The former Foreign Secretary said he had been invited to be on an advisory board and had not been involved with any "negotiations" with the reporters from Channel 4's Dispatches - who had claimed to represent a Hong Kong-based communications agency.
He also claimed he had been "refused" the opportunity to make his case on camera by in which he was accused of being prepared to use his position and contacts for payment from a private company.
Sir Malcolm told BBC Radio 4's Today programme he would not offer his resignation as chairman of the Security and Intelligence Committee, unless the other members wished him to do so.
However, he apologised after being recorded saying he was self-employed and didn't get a salary, saying the statement was taken "out of context" and referred to his roles outside that of an MP.
Sir Malcolm Rifkind and Jack Straw have been secretly filmed by reporters working for the Daily Telegraph and Channel 4's Dispatches apparently offering to use their positions in exchange for cash. Both strongly deny any wrongdoing.
Sir Malcolm has referred himself to the Parliamentary Commissioner for Standards but said claims he was 'willing to act as an MP for hire' were untrue.
Mr Straw issued a statement insisting that nothing he said in the meetings was 'improper'.
Former Foreign Secretary Jack Straw has referred himself to the Parliamentary Commissioner for Standards after claims he was secretly filmed by the Daily Telegraph and Channel 4's Dispatches progamme offering to use his position in return for cash.
Mr Straw, who is standing down at the general election, said in a statement that he made clear from the outset that any discussions he entered into related to what he might do once he left the Commons and not while he was a serving MP.
He said that despite his requests, Dispatches and the Telegraph had not supplied him with a transcript of his conversations with the undercover reporters so he could not identify the context of any of his remarks.
I now face the horrible situation in which what I said is being used to suggest wrongdoing when there was none. But I've spent long enough in politics to know how some of the remarks I made in what I had thought was a private conversation will now be used.
In view of this, and in order to clear my name, I have written to the Parliamentary Commissioner for Standards to make a self-referral to her. I have also written to Rosie Winterton, opposition chief whip, to say that pending consideration of my referral by the Commissioner, I shall voluntarily withdraw from the parliamentary Labour Party.

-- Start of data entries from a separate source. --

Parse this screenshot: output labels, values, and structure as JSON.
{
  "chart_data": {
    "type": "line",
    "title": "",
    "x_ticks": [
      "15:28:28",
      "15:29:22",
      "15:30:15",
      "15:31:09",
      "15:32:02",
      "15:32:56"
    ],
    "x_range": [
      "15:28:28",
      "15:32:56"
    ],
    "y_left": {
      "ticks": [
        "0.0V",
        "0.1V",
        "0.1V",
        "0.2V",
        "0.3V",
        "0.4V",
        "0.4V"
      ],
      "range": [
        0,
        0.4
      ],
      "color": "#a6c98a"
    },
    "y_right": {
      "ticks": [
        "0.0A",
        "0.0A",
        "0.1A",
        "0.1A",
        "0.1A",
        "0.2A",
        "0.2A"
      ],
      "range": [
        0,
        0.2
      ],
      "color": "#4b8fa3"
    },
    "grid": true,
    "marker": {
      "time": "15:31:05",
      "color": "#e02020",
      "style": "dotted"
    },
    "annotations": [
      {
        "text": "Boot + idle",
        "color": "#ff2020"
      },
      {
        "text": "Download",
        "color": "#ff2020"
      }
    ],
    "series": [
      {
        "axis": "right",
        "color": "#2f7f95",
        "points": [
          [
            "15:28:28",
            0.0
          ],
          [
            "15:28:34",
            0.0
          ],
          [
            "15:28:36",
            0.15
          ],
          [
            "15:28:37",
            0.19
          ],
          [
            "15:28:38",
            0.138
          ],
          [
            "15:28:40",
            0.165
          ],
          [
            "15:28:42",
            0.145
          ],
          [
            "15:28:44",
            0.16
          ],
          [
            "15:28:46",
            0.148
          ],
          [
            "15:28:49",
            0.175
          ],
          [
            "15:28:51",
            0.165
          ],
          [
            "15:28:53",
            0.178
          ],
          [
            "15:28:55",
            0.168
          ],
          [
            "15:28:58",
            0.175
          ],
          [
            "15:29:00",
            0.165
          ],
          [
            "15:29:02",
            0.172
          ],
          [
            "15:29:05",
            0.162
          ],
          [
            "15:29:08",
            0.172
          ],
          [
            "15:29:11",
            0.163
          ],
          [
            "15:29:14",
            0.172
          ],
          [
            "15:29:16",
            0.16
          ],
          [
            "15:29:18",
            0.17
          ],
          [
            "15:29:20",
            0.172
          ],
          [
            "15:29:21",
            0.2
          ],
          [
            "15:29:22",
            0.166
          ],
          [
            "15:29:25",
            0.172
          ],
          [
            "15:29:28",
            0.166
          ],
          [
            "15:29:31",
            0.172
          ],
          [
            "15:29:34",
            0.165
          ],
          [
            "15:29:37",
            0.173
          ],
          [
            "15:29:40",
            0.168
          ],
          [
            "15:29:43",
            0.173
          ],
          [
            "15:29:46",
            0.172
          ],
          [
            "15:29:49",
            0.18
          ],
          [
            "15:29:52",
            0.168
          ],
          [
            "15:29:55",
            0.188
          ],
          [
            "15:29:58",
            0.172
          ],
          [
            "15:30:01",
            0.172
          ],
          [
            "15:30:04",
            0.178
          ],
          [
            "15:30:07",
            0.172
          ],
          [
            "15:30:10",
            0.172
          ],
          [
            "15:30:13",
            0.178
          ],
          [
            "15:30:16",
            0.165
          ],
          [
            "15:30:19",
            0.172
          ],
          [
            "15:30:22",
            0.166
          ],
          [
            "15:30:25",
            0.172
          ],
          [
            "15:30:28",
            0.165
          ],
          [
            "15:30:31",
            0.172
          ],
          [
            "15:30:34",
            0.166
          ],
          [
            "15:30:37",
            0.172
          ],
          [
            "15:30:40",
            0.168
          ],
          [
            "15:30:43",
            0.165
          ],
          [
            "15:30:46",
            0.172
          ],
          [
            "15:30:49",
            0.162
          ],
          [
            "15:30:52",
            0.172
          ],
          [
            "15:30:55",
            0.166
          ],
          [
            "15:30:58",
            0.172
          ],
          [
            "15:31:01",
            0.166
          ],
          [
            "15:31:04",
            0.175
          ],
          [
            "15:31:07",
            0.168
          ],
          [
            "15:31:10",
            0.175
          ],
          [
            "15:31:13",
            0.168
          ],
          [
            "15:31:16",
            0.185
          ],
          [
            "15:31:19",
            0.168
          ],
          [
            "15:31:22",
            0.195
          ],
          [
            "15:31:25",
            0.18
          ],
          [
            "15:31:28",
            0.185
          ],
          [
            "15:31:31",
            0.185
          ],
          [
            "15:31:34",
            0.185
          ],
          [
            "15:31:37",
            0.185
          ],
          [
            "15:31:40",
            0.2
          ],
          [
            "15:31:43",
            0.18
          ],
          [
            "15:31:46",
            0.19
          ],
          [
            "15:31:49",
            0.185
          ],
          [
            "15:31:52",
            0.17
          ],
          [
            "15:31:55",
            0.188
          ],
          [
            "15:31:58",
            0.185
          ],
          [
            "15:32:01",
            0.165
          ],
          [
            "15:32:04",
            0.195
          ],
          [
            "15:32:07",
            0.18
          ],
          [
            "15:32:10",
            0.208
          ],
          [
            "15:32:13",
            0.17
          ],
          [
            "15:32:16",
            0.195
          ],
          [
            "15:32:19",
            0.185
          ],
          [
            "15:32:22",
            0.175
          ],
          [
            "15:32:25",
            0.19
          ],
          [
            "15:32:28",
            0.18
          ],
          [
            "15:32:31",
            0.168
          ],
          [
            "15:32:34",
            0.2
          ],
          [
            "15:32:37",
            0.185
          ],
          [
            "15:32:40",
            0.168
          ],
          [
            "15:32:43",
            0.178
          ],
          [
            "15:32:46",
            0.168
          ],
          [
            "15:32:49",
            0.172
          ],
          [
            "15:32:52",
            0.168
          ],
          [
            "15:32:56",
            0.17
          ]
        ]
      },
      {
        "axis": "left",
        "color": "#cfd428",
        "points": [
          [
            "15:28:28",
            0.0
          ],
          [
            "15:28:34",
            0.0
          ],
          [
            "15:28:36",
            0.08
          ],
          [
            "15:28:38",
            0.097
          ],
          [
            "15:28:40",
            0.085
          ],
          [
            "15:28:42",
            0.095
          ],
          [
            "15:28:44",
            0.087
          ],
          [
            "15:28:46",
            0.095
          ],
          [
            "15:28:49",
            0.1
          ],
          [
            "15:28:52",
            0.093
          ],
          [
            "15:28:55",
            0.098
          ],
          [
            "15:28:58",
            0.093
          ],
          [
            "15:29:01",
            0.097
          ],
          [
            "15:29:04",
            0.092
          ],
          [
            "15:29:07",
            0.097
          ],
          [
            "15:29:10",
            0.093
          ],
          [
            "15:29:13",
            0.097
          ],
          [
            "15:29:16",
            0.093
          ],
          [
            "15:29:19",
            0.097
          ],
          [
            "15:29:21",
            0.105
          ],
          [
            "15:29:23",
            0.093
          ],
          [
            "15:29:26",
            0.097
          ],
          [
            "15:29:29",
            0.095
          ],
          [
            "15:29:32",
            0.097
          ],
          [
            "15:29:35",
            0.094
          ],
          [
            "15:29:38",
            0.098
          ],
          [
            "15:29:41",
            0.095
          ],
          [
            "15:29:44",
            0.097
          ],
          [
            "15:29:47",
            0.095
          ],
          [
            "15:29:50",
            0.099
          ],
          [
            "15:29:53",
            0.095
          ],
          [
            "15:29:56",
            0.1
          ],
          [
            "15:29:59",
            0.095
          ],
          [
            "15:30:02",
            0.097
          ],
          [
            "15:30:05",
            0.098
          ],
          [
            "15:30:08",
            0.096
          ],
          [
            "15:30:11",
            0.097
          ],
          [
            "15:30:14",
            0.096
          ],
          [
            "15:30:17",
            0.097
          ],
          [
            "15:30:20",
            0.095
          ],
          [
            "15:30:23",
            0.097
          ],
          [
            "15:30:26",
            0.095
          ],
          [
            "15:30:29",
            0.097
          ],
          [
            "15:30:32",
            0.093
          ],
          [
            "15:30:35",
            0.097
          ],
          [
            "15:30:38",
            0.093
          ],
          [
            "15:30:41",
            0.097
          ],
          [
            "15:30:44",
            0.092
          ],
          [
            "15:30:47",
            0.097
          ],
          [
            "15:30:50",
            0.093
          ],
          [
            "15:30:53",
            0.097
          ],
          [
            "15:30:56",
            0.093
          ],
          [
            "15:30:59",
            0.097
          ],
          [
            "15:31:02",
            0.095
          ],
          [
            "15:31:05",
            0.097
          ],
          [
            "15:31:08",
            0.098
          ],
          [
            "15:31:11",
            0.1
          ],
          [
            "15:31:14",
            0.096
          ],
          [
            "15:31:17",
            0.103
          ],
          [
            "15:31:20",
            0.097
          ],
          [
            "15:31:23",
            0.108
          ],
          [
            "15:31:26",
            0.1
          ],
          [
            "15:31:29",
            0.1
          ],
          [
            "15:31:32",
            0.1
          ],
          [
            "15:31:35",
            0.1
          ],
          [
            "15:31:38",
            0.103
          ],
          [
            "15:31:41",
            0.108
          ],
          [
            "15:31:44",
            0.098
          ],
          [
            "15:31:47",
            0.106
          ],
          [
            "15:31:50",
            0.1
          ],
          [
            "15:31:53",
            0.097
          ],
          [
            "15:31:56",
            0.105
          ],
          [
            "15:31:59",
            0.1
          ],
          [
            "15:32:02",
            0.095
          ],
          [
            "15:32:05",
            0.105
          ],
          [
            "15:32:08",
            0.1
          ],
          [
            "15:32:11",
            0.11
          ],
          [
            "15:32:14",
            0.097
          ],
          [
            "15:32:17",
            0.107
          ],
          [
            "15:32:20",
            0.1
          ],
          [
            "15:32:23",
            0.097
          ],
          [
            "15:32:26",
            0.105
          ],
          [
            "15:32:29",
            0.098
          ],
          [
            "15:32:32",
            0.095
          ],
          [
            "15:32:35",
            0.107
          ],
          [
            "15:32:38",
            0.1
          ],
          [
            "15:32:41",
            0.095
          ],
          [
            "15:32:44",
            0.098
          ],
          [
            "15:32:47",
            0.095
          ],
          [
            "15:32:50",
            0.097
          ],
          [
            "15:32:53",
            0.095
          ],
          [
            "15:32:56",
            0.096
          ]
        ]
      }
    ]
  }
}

I am mortified that I fell into this trap, despite my best efforts to avoid this, and my previous public criticism of colleagues of all parties who have done so in the past. Of course I am kicking myself.
However, I am clear that there was nothing that I said in the meetings which was improper. I am proud of my record as member for Blackburn and a parliamentarian over 36 years.
A Downing Street source said Sir Malcolm Rifkind "has referred himself to the Parliamentary Commissioner for Standards" over claims that he was secretly filmed offering to use his position of influence in exchange for cash. He has strongly denied any wrongdoing.
Sir Malcolm, who chairs the parliamentary committee which oversees Britain's intelligence agencies, was said to have claimed that he could arrange "useful access" to every British ambassador in the world because of his status.
Sir Malcolm was also alleged to have suggested that he would be willing to write to ministers on behalf of the company without declaring the name of the firm.
During the meetings, Sir Malcolm is said to have described himself as being "self-employed", saying "nobody pays me a salary". He is said to have discussed his usual fee for his services as being "somewhere in the region of £5,000 to £8,000" for a half a day's work.
In response to the allegation Sir Malcolm told the programme: "I have never undertaken nor would undertake any lobbying as an MP on behalf of any private organisation for which I was receiving remuneration. You suggest that I showed myself as 'willing to act as an MP for hire'. That is untrue.